OK guys, I made a mistake, cut me some slack.


----------



## rwenglish1 (Jan 6, 2007)

you can see right under the ass end of that bear, see the green between the right rear leg and the left. A bear is not going to swim like we do and if it had a flee problem he would want everything under the water but his nose. I don't know how far away it was when that photograph was taken. But you no way would see under the back end of a beaver.


----------



## William H Bonney (Jan 14, 2003)

turtlehead said:


> OK guys, I made a mistake, cut me some slack.


Awww, you've been around here long enough,,, you oughta know by now that this group isn't gonna let this one go down easy....:lol:


----------



## NELP Help (May 21, 2010)

turtlehead said:


> OK guys, I made a mistake, cut me some slack.


I think that was forgotten a long time ago...right around the first "beaver" beaver joke :lol:


----------



## turtlehead (Oct 26, 2004)

William H Bonney said:


> Awww, you've been around here long enough,,, you oughta know by now that this group isn't gonna let this one go down easy....:lol:





NELP Help said:


> I think that was forgotten a long time ago...right around the first "beaver" beaver joke :lol:


That makes me feel better.

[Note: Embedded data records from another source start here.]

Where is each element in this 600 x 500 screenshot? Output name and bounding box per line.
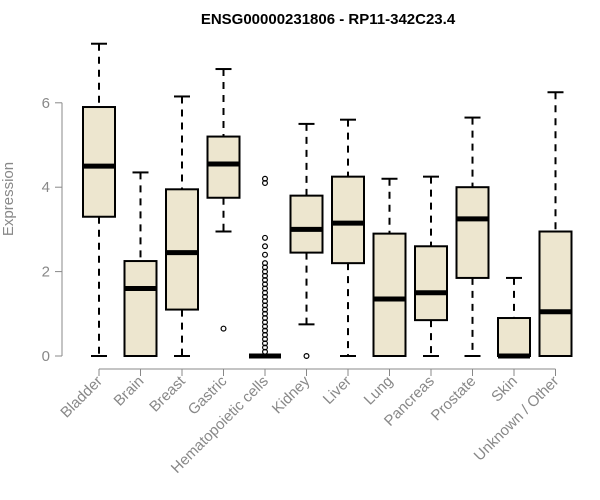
- box-series: [82, 42, 573, 360]
- box-rect: [206, 135, 241, 199]
- outlier-point: [262, 243, 269, 250]
- box-rect: [289, 194, 324, 254]
- box-rect: [538, 230, 573, 357]
- chart-title: ENSG00000231806 - RP11-342C23.4: [201, 11, 456, 28]
- y-tick-label: 6: [42, 95, 50, 112]
- y-tick-label: 2: [42, 264, 50, 281]
- box-rect: [455, 186, 490, 279]
- box-breast: [165, 95, 199, 357]
- x-tick-label-skin: Skin: [488, 373, 521, 406]
- y-tick-label: 4: [42, 179, 50, 196]
- box-rect: [497, 317, 531, 357]
- outlier-point: [262, 175, 269, 182]
- outlier-point: [262, 251, 269, 258]
- box-rect: [331, 175, 365, 265]
- outlier-point: [262, 234, 269, 241]
- box-rect: [414, 245, 448, 322]
- box-brain: [123, 171, 158, 357]
- box-liver: [331, 118, 365, 357]
- x-tick-label-breast: Breast: [146, 372, 189, 415]
- y-tick-label: 0: [42, 348, 50, 365]
- outlier-point: [303, 353, 310, 360]
- box-skin: [497, 276, 531, 359]
- box-lung: [372, 177, 407, 357]
- x-tick-label-lung: Lung: [361, 373, 397, 409]
- x-tick-label-brain: Brain: [111, 373, 148, 410]
- box-pancreas: [414, 175, 448, 357]
- outlier-point: [262, 260, 269, 267]
- box-rect: [82, 106, 116, 218]
- outlier-point: [220, 325, 227, 332]
- box-rect: [372, 232, 407, 357]
- y-axis-label: Expression: [0, 162, 17, 236]
- box-unknown-other: [538, 91, 573, 357]
- box-prostate: [455, 116, 490, 357]
- box-rect: [165, 188, 199, 311]
- box-gastric: [206, 68, 241, 332]
- box-kidney: [289, 122, 324, 360]
- x-tick-label-prostate: Prostate: [428, 373, 480, 425]
- y-axis: 0 2 4 6: [42, 95, 63, 365]
- box-bladder: [82, 42, 116, 357]
- x-tick-label-kidney: Kidney: [269, 372, 314, 417]
- box-hematopoietic-cells: [249, 175, 281, 359]
- box-rect: [123, 260, 158, 357]
- x-tick-label-liver: Liver: [320, 373, 355, 408]
- x-tick-label-bladder: Bladder: [57, 373, 106, 422]
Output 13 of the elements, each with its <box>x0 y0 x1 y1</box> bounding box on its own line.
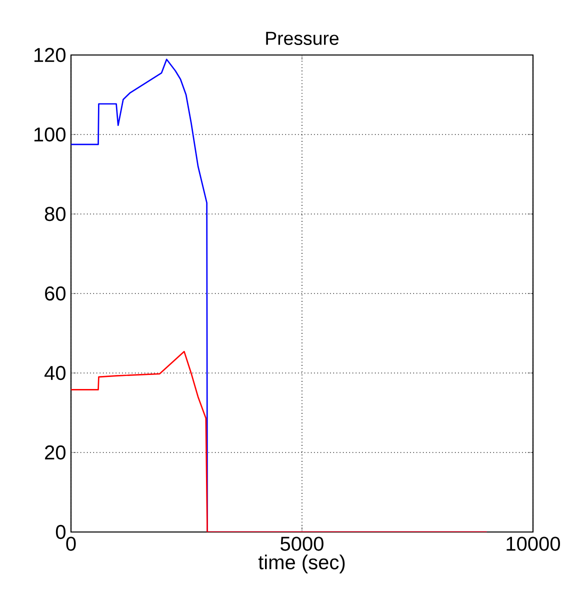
y-tick-label: 60 <box>45 286 66 301</box>
chart-title: Pressure <box>266 32 339 45</box>
x-tick-label: 10000 <box>506 536 560 551</box>
line-series <box>71 350 488 532</box>
x-axis-title: time (sec) <box>258 554 345 574</box>
y-tick-label: 20 <box>45 445 66 460</box>
y-tick-label: 80 <box>44 206 66 222</box>
x-tick-label: 5000 <box>280 536 324 551</box>
y-tick-label: 0 <box>56 524 66 540</box>
y-tick-label: 100 <box>34 127 66 142</box>
y-tick-label: 40 <box>44 366 66 380</box>
x-tick-label: 0 <box>66 536 76 551</box>
y-tick-label: 120 <box>34 48 66 62</box>
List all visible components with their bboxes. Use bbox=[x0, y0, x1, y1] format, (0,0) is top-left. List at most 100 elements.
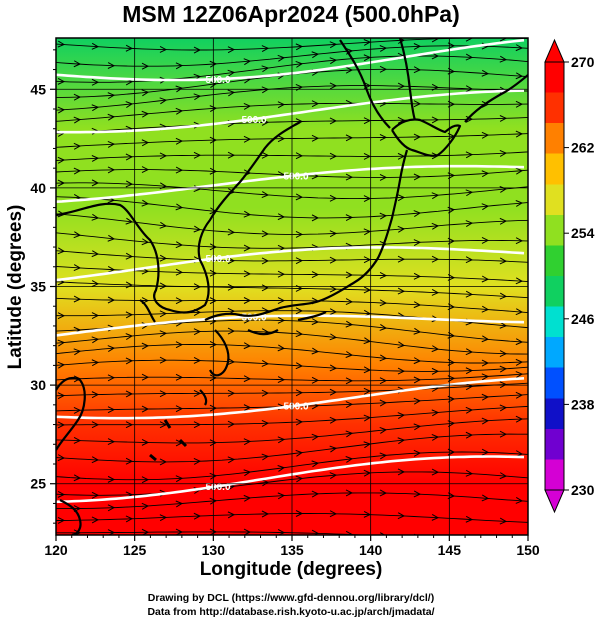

I hate being wrong (wouldn't be the first time) and for some reason took this too personally. 

On the plus side, this is my most popular thread by a long shot.


----------



## OH-YEAH!!! (Jun 18, 2009)

rwenglish1 said:


> you can see right under the ass end of that bear, see the green between the right rear leg and the left. A bear is not going to swim like we do and if it had a flee problem he would want everything under the water but his nose. I don't know how far away it was when that photograph was taken. But you no way would see under the back end of a beaver.


Maybe it was doing this:


----------



## Ralph Smith (Apr 1, 2003)

Definately a head with ears by the looks of it and no tail that I can see. I'll say small bear, maybe born last year and something happened to mom.


----------



## k9wernet (Oct 15, 2007)

William H Bonney said:


> Awww, you've been around here long enough,,, you oughta know by now that this group isn't gonna let this one go down easy....:lol:


I bet that cougar with the bear/beaver goes down at the drop of a hat!


----------



## William H Bonney (Jan 14, 2003)

turtlehead said:


> That makes me feel better. I hate being wrong (wouldn't be the first time) and for some reason took this too personally.
> 
> On the plus side, this is my most popular thread by a long shot.


By far,, the best threads are the ones that start out with all the best intentions..........:lol:


----------